An extract capable of selectively transcribing early vaccinia virus genes was prepared by disrupting purified vaccinia virions and passing the soluble material through a DEAE-cellulose column to remove endogenous DNA. Runoff transcripts of predicted size were synthesized by using double-stranded DNA templates that contained truncated early vaccinia virus genes, whereas several late vaccinia virus genes were not transcribed under these conditions. Proper dilution of the enzyme extract was critical, and a threshold concentration of DNA was required. At 30 degrees C, runoff transcripts were detected after 5 min and synthesis slowed appreciably after 30 min. Mg2+ was the preferred divalent cation, and KCl concentrations above 20 mM were inhibitory.

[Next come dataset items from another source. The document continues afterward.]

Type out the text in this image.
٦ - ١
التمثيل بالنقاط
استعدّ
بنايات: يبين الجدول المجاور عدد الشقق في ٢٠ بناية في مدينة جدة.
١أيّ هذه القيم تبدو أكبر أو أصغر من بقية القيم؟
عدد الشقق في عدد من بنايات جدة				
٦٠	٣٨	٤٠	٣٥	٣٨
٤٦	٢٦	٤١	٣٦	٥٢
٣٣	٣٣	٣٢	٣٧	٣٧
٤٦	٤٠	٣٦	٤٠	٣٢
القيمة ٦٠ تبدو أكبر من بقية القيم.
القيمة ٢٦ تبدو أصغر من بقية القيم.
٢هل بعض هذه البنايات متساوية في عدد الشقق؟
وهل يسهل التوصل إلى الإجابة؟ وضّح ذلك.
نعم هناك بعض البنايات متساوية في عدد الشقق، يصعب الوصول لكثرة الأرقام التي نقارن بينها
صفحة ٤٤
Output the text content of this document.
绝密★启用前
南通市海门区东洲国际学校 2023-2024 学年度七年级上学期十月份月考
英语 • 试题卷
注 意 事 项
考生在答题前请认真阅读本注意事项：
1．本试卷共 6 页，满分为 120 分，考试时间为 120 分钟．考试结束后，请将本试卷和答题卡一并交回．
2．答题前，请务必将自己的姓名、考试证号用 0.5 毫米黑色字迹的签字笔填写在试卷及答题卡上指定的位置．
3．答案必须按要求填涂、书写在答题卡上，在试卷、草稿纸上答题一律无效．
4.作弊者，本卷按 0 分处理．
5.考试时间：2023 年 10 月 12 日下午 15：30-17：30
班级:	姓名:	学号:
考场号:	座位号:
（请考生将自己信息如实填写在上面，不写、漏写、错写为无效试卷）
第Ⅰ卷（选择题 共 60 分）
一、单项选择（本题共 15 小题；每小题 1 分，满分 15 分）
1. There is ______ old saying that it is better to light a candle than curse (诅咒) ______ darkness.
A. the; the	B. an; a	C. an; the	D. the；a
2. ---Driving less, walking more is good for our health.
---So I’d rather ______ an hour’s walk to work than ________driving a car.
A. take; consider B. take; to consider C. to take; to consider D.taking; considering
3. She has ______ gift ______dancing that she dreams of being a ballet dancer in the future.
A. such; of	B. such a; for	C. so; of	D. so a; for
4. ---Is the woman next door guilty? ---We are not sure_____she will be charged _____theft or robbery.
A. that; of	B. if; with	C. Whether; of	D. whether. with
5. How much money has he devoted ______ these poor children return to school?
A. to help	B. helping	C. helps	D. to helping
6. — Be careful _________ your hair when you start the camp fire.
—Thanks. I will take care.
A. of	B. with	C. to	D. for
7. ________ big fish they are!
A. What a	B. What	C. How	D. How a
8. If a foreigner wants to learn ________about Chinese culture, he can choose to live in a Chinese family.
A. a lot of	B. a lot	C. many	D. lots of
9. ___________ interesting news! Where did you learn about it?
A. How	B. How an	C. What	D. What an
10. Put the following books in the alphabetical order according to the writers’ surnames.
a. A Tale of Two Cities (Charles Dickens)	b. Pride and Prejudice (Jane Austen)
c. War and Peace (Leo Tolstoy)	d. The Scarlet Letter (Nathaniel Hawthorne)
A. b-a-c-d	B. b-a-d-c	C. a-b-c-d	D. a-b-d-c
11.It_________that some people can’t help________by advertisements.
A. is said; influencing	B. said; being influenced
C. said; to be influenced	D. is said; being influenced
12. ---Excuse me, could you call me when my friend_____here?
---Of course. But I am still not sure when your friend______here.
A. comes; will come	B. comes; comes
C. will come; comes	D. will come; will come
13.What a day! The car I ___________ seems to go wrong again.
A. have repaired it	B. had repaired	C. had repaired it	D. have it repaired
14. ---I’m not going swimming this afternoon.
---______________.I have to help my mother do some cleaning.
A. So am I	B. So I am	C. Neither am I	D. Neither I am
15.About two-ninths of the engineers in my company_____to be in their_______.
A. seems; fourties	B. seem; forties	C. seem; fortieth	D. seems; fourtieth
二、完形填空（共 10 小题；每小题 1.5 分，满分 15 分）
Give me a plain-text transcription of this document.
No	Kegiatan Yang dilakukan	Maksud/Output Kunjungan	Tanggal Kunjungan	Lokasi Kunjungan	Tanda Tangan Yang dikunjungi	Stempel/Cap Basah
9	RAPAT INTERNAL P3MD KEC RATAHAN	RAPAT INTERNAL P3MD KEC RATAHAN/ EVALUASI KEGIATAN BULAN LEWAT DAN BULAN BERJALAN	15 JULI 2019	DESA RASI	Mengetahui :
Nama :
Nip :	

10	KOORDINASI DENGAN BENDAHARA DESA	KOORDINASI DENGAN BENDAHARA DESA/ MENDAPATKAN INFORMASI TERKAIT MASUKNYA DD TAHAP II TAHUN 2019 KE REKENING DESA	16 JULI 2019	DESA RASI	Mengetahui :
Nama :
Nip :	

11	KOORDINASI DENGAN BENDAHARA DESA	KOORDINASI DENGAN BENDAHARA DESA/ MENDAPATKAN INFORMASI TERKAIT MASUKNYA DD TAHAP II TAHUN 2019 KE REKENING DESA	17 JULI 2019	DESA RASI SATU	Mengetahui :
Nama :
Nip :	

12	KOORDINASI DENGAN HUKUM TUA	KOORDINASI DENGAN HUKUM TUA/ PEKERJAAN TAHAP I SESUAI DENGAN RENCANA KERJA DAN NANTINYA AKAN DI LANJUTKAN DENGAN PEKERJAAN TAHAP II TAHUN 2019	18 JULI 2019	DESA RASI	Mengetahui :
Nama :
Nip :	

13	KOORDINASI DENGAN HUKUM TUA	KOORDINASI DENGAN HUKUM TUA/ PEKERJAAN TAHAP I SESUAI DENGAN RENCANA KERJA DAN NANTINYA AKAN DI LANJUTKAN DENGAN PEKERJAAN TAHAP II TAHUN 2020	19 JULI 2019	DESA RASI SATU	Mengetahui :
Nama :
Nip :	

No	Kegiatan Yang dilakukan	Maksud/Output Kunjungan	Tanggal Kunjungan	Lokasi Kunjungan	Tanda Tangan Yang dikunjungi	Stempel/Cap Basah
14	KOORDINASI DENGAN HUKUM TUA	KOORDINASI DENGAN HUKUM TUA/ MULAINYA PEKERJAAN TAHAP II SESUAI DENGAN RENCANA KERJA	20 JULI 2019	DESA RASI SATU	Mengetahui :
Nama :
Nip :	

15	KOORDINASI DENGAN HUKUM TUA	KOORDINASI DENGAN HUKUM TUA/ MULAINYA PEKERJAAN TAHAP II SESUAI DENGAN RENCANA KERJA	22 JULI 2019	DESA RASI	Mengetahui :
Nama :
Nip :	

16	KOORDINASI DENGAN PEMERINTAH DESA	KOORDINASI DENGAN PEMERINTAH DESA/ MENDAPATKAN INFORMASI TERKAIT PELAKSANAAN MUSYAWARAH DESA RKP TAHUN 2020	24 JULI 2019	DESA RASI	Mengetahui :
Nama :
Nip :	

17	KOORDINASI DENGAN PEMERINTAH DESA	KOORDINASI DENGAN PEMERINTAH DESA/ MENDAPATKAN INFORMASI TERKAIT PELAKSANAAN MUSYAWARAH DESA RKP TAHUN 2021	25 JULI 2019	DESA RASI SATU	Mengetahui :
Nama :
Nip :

Correct initiation of transcription was demonstrated by high-resolution analysis of S1 nuclease-digested hybrids formed by annealing in vitro-synthesized RNA with 5'-end-labeled DNA. A requirement for a 31-base-pair transcriptional regulatory sequence was found by using templates with deletions in an early promoter region. This in vitro system may be useful for mapping early transcriptional initiation sites, measuring the effects of additional promoter mutations, and isolating transcription factors.